One of those “right folks” was Ross-Spang, an in-demand producer known for work with Jason Isbell, Margo Price, John Prine, and more. Already a friend to the band, Ross-Spang helped push the band along as they sought to finish up the studio and get a new record in the can before Pentecost’s wife gave birth.
“Morgan and I especially were very nervous [about time], like, ‘I don’t think this place will be ready,’ and trying to really clean up all the coffee cups and nail guns and things out of the way before Matt got here,” Younts says. “And when he walked in, he loved it. It’s still kind of run-down. It’s definitely not Blackbird Studios or anything. It’s very GarageBand, which has an element of use to it still, even though we’re getting older. But it feels like, you know, Mom is at work and Dad’s at work and we can jam out in the garage for a while. … So that made us really relaxed, like, ‘Alright, it’s gonna be okay to make a record here.’”
“You can hear some of that youthfulness in these tracks, too,” Pentecost adds. “There was just a great energy running through the building the entire time we were making the record, which wasn’t at the height of the pandemic but it was pretty present. So, we had so many other things to be aware of as well, while making this record.”

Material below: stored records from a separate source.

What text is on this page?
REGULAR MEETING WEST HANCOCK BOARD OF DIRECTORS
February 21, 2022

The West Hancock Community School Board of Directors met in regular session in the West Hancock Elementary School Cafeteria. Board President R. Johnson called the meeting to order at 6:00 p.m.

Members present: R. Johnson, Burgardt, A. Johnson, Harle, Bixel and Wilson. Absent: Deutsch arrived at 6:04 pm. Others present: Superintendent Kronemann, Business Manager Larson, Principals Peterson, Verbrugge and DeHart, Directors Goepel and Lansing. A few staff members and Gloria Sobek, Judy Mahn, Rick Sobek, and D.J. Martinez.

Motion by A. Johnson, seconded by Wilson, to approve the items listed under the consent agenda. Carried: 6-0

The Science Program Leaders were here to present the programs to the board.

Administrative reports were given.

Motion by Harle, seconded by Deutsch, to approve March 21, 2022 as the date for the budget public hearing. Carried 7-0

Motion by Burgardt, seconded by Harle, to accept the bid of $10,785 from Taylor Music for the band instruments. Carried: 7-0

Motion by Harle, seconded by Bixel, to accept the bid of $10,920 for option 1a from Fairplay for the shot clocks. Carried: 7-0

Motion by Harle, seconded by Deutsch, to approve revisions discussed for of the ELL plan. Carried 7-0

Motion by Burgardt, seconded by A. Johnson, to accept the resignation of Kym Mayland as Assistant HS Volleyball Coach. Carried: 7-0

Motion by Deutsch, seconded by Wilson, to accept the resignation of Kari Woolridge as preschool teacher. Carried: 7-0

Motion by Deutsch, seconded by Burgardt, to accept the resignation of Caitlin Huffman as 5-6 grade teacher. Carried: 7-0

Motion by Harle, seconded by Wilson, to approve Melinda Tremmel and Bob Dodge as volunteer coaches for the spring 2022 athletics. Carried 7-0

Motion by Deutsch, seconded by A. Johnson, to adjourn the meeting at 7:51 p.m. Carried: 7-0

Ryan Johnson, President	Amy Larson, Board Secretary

In addition to recording Paint This Town there, Old Crow used Hartland to host a series of live-streamed performances, called the Hartland Hootenanny, on Saturday nights during lockdown. Guests included up-and-comers like Amythyst Kiah, Molly Tuttle, and Billy Strings, as well as roots icons like Marty Stuart and Jim Lauderdale, all making for a deeply collaborative, community-driven outlet during the darker days of the pandemic.

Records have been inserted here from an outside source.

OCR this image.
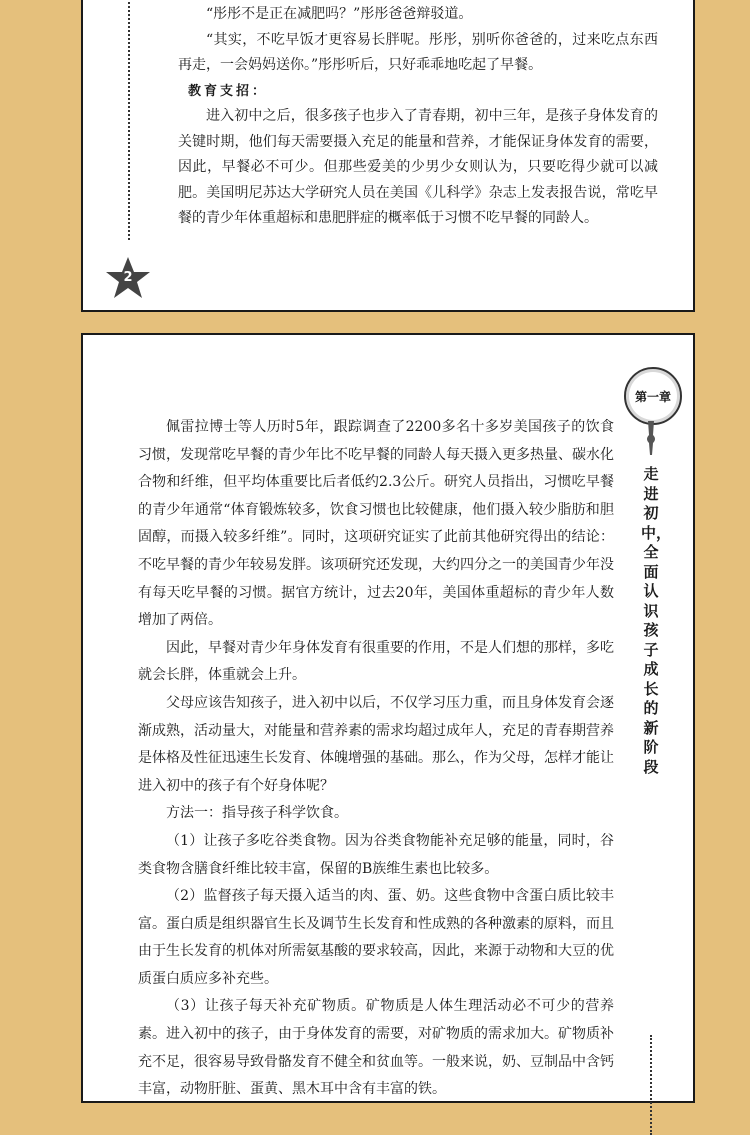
2

“彤彤不是正在减肥吗？”彤彤爸爸辩驳道。

“其实，不吃早饭才更容易长胖呢。彤彤，别听你爸爸的，过来吃点东西再走，一会妈妈送你。”彤彤听后，只好乖乖地吃起了早餐。

教育支招：

进入初中之后，很多孩子也步入了青春期，初中三年，是孩子身体发育的关键时期，他们每天需要摄入充足的能量和营养，才能保证身体发育的需要，因此，早餐必不可少。但那些爱美的少男少女则认为，只要吃得少就可以减肥。美国明尼苏达大学研究人员在美国《儿科学》杂志上发表报告说，常吃早餐的青少年体重超标和患肥胖症的概率低于习惯不吃早餐的同龄人。

第一章
走进初中，全面认识孩子成长的新阶段

佩雷拉博士等人历时5年，跟踪调查了2200多名十多岁美国孩子的饮食习惯，发现常吃早餐的青少年比不吃早餐的同龄人每天摄入更多热量、碳水化合物和纤维，但平均体重要比后者低约2.3公斤。研究人员指出，习惯吃早餐的青少年通常“体育锻炼较多，饮食习惯也比较健康，他们摄入较少脂肪和胆固醇，而摄入较多纤维”。同时，这项研究证实了此前其他研究得出的结论：不吃早餐的青少年较易发胖。该项研究还发现，大约四分之一的美国青少年没有每天吃早餐的习惯。据官方统计，过去20年，美国体重超标的青少年人数增加了两倍。

因此，早餐对青少年身体发育有很重要的作用，不是人们想的那样，多吃就会长胖，体重就会上升。

父母应该告知孩子，进入初中以后，不仅学习压力重，而且身体发育会逐渐成熟，活动量大，对能量和营养素的需求均超过成年人，充足的青春期营养是体格及性征迅速生长发育、体魄增强的基础。那么，作为父母，怎样才能让进入初中的孩子有个好身体呢？

方法一：指导孩子科学饮食。

（1）让孩子多吃谷类食物。因为谷类食物能补充足够的能量，同时，谷类食物含膳食纤维比较丰富，保留的B族维生素也比较多。

（2）监督孩子每天摄入适当的肉、蛋、奶。这些食物中含蛋白质比较丰富。蛋白质是组织器官生长及调节生长发育和性成熟的各种激素的原料，而且由于生长发育的机体对所需氨基酸的要求较高，因此，来源于动物和大豆的优质蛋白质应多补充些。

（3）让孩子每天补充矿物质。矿物质是人体生理活动必不可少的营养素。进入初中的孩子，由于身体发育的需要，对矿物质的需求加大。矿物质补充不足，很容易导致骨骼发育不健全和贫血等。一般来说，奶、豆制品中含钙丰富，动物肝脏、蛋黄、黑木耳中含有丰富的铁。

“The pandemic was like the fifth Beatle,” Secor says. “We had this place to plug into for 37 Saturday nights in a row without work. Instead of sitting around, we did our Hootenanny livestream show and that was so beautiful and so unifying. The Hootenanny really helped us to utilize the space and also to curate the next iteration of Old Crow.”
That next iteration is an exciting one to be sure, particularly as the band readies itself for an extensive tour in support of Paint This Town, kicking off around the same time of year — late March — that the band began work on Hartland in earnest. Call it coincidence, or perhaps full-circle, but for Old Crow it’s just another moment of serendipity that deepens the scope of their music.
“The bus is gonna pull up to Hartland again and we’re gonna get all the gear in and go do a big tour,” Jahnig says. “We recorded this record for a year down here. So, it’s been in the can for a while. We’re ready for people to hear these songs. That’s right at the top of my list, getting the music to the people.”